Montreal, 21 July 2015—On 20 July 2015, the Secretariat of the Commission for Environmental Cooperation (CEC) received a submission asserting that Mexico is failing to effectively enforce its environmental laws in relation to La Primavera Forest Natural Protected Area in Tlajomulco de Zuñiga, Jalisco, Mexico.
Submission SEM-15-001 (La Primavera Forest), from an individual in Mexico, asserts that the Santa Anita Hills housing development project is causing the destruction of a netleaf oak forest, and questions the legality of the change in land use from forest to urban area and the construction of houses in the buffer zone of La Primavera Forest.

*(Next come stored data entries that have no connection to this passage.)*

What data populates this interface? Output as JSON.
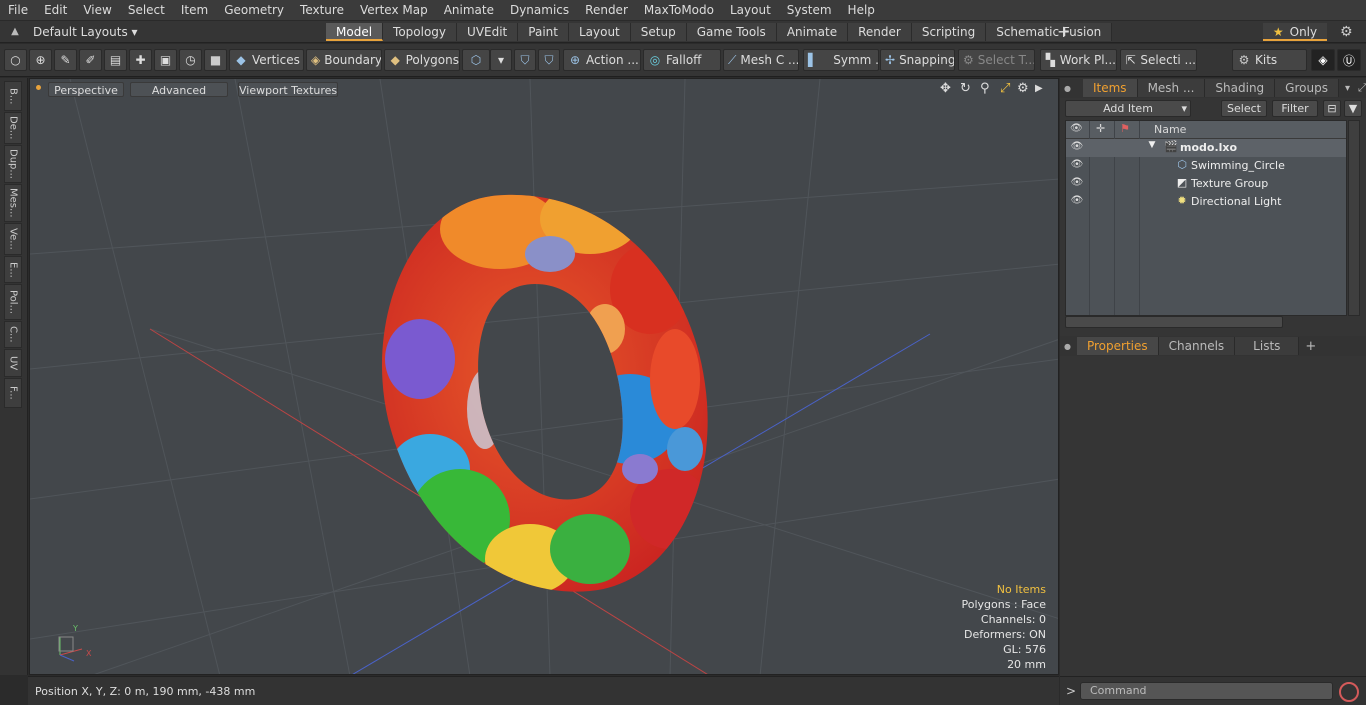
{
  "menu": [
    "File",
    "Edit",
    "View",
    "Select",
    "Item",
    "Geometry",
    "Texture",
    "Vertex Map",
    "Animate",
    "Dynamics",
    "Render",
    "MaxToModo",
    "Layout",
    "System",
    "Help"
  ],
  "layout_row": {
    "layouts_label": "Default Layouts ▾",
    "tabs": [
      "Model",
      "Topology",
      "UVEdit",
      "Paint",
      "Layout",
      "Setup",
      "Game Tools",
      "Animate",
      "Render",
      "Scripting",
      "Schematic Fusion"
    ],
    "active_tab": "Model",
    "plus": "+",
    "only_label": "Only",
    "star": "★"
  },
  "toolbar": {
    "vertices": "Vertices",
    "boundary": "Boundary",
    "polygons": "Polygons",
    "action": "Action ...",
    "falloff": "Falloff",
    "mesh": "Mesh C ...",
    "symm": "Symm ...",
    "snapping": "Snapping",
    "select_t": "Select T...",
    "workpl": "Work Pl...",
    "selecti": "Selecti ...",
    "kits": "Kits"
  },
  "left_tabs": [
    "B...",
    "De...",
    "Dup...",
    "Mes...",
    "Ve...",
    "E...",
    "Pol...",
    "C...",
    "UV",
    "F..."
  ],
  "viewport": {
    "perspective": "Perspective",
    "advanced": "Advanced",
    "viewport_textures": "Viewport Textures",
    "stats": {
      "no_items": "No Items",
      "polygons": "Polygons : Face",
      "channels": "Channels: 0",
      "deformers": "Deformers: ON",
      "gl": "GL: 576",
      "scale": "20 mm"
    },
    "axis": {
      "y": "Y",
      "x": "X"
    }
  },
  "status": {
    "position": "Position X, Y, Z:   0 m, 190 mm, -438 mm"
  },
  "items_panel": {
    "tabs": [
      "Items",
      "Mesh ...",
      "Shading",
      "Groups"
    ],
    "active_tab": "Items",
    "add_item": "Add Item",
    "select": "Select",
    "filter": "Filter",
    "name_header": "Name",
    "rows": [
      {
        "name": "modo.lxo",
        "icon": "scene-icon",
        "bold": true
      },
      {
        "name": "Swimming_Circle",
        "icon": "mesh-icon",
        "bold": false
      },
      {
        "name": "Texture Group",
        "icon": "texture-group-icon",
        "bold": false
      },
      {
        "name": "Directional Light",
        "icon": "light-icon",
        "bold": false
      }
    ]
  },
  "properties_panel": {
    "tabs": [
      "Properties",
      "Channels",
      "Lists"
    ],
    "active_tab": "Properties",
    "plus": "+"
  },
  "command": {
    "placeholder": "Command",
    "prompt": ">"
  },
  "colors": {
    "accent": "#e8a33c",
    "viewport_bg": "#43474b",
    "panel_bg": "#353535"
  }
}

The Submitter maintains that the Ministry of the Environment and Natural Resources (Secretaría de Medio Ambiente y Recursos Naturales) and the State of Jalisco are failing to enforce provisions of the General Law of Ecological Equilibrium and Environmental Protection (Ley General del Equilibrio Ecológico y la Protección al Ambiente), the General Wildlife Law (Ley General de Vida Silvestre), the Federal Sustainable Forest Development Act (Ley Federal de Desarrollo Forestal Sustentable) and Jalisco’s State Ecological Equilibrium and Environmental Protection Act (Ley Estatal de Equilibrio Ecologico y de la Proteccion al Ambiente).
The CEC Secretariat is reviewing SEM-15-001 to determine whether it meets the admissibility criteria for submissions set out in Article 14(1) of the North American Agreement on Environmental Cooperation (NAAEC).

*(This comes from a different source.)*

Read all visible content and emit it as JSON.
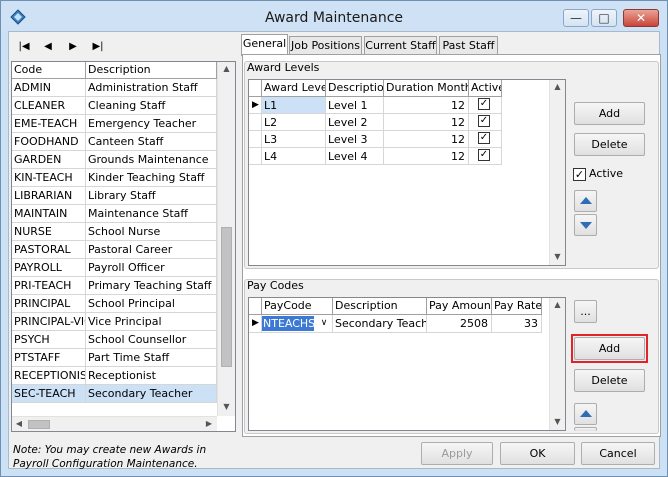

NAAEC Articles 14 and 15 include procedures allowing private parties to make submissions to the CEC Secretariat asserting that a Party is failing to effectively enforce its environmental law. The CEC has published Guidelines for Submissions on Enforcement Matters explaining these procedures. In appropriate cases, and upon instruction from the CEC Council, the CEC Secretariat may examine a submission further and develop a factual record. Article 11(8) requires that the Secretariat safeguard from disclosure, where appropriate, information that could identify a person making a submission.
For more information, please visit the CEC’s Submissions on Enforcement Matters webpage, and the registry of Submission SEM-15-001 (La Primavera Forest).
The Commission for Environmental Cooperation (CEC) was established in 1994 by the governments of Canada, Mexico and the United States through the North American Agreement on Environmental Cooperation, a parallel environmental agreement to NAFTA. As of 2020, the CEC is recognized and maintained by the Environmental Cooperation Agreement, in parallel with the new Free Trade Agreement of North America. The CEC brings together a wide range of stakeholders, including the general public, Indigenous people, youth, nongovernmental organizations, academia, and the business sector, to seek solutions to protect North America’s shared environment while supporting sustainable development for the benefit of present and future generations
The CEC is governed and funded equally by the Government of Canada through Environment and Climate Change Canada, the Government of the United States of Mexico through the Secretaría de Medio Ambiente y Recursos Naturales, and the Government of the United States of America through the Environmental Protection Agency.